Atasözleri kâğıt üzerinde yalın bir cümle olarak ele alınamazlar. Onlar, sözlü üründür; söylenişlerindeki tonlama; el, yüz, vücut hareketleri anlam oluşmasında çok önemlidir. Durup dururken söylenmezler. Bir olaya, duruma bağlı söylendikleri için önce ve sonra söylenenlerle birlikte değerlendirilirler. Bazı atasözleri öyle vurgulanır ki, tam tersini anlatır. Hani elindeki taşı cama vuran çocuğa annesi kaşlarını çatıp kızarak “Vur yavrum, iyice vur da kırılsın.” der ya, onun gibi.
Bizim birçok atasözümüzü bu açılardan değerlendirmeyerek ataların bizi kötü yönlendirdiğini düşünmek çok yanlış. Atasözlerini öncelikle iyiye yormaya çalışmak daha uygundur. Yüzlerce yıl öncesinden günümüze geldikleri bilinerek o zamanların koşulları, değerleri göz önünde bulundurulmalıdır. Atasözleri, kullanıldıkları bağlamdan koparılmadan, nasıl söylendiklerine dikkat edilerek yorumlamalıdır. Birkaç örnek yeterli olacaktır:
“Bal tutan, parmağını yalar.” sözü, hem yaptığı işten çıkar sağlayanları eleştirmek amacıyla hem “Bir işin külfetine katlananlar elbet o işin yararını da görürler.” anlamında kullanılır.

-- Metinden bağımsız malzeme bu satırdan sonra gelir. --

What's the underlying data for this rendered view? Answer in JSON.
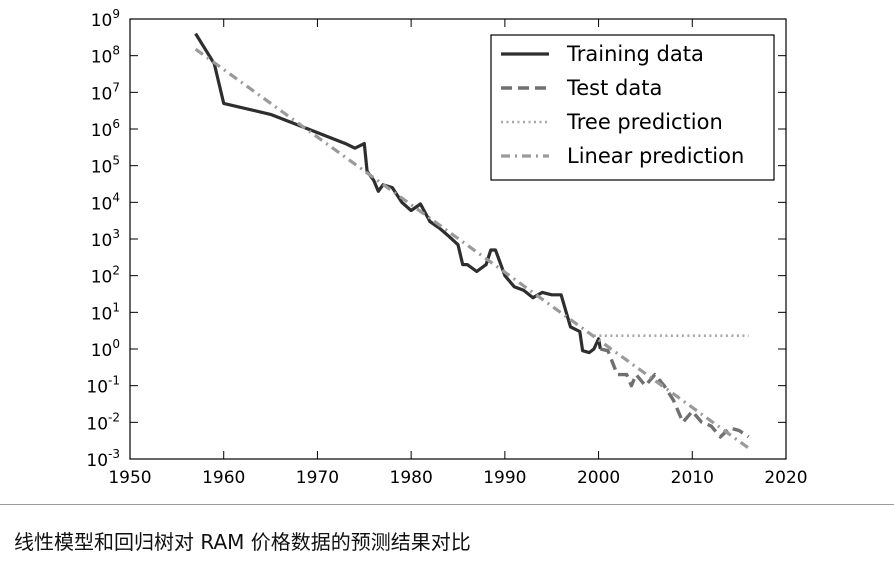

Bir yolsuzluğu duyanlar “Devletin malı deniz, yemeyen domuz.” sözünü “Hemen koşalım, biz de yiyelim.” anlamında kullanmazlar. “Şuraya bakın, yine devleti soymuş alçaklar; n’olacak, devletin malı deniz, yemeyen domuz.” biçiminde kızgınlıkla söylerler.
“Doğru söyleyeni dokuz köyden kovarlar.” sözü, yalanı öğütlemek için kullanılmaz. Doğru söylenip zarar görülen bir durumla karşılaşılırsa kınamak, eleştirmek amacıyla kullanılır.
“Her koyun kendi bacağından asılır.” hem suçun şahsiliğini anlatmak hem başkaları uğruna kendi başını yakmamayı öğütlemek hem başkalarına yardımdan kaçınanları eleştirmek için kullanılır.
Uzatmayayım. Diğer yandan atasözlerini alışılmış kullanımlarından kopararak bile bile kötüyü öğütlemekte kullananlar çıkar mı bilmem; ama öyle kullanacak densizlere bakıp, ataları ve atasözlerini suçlamak doğru olmaz.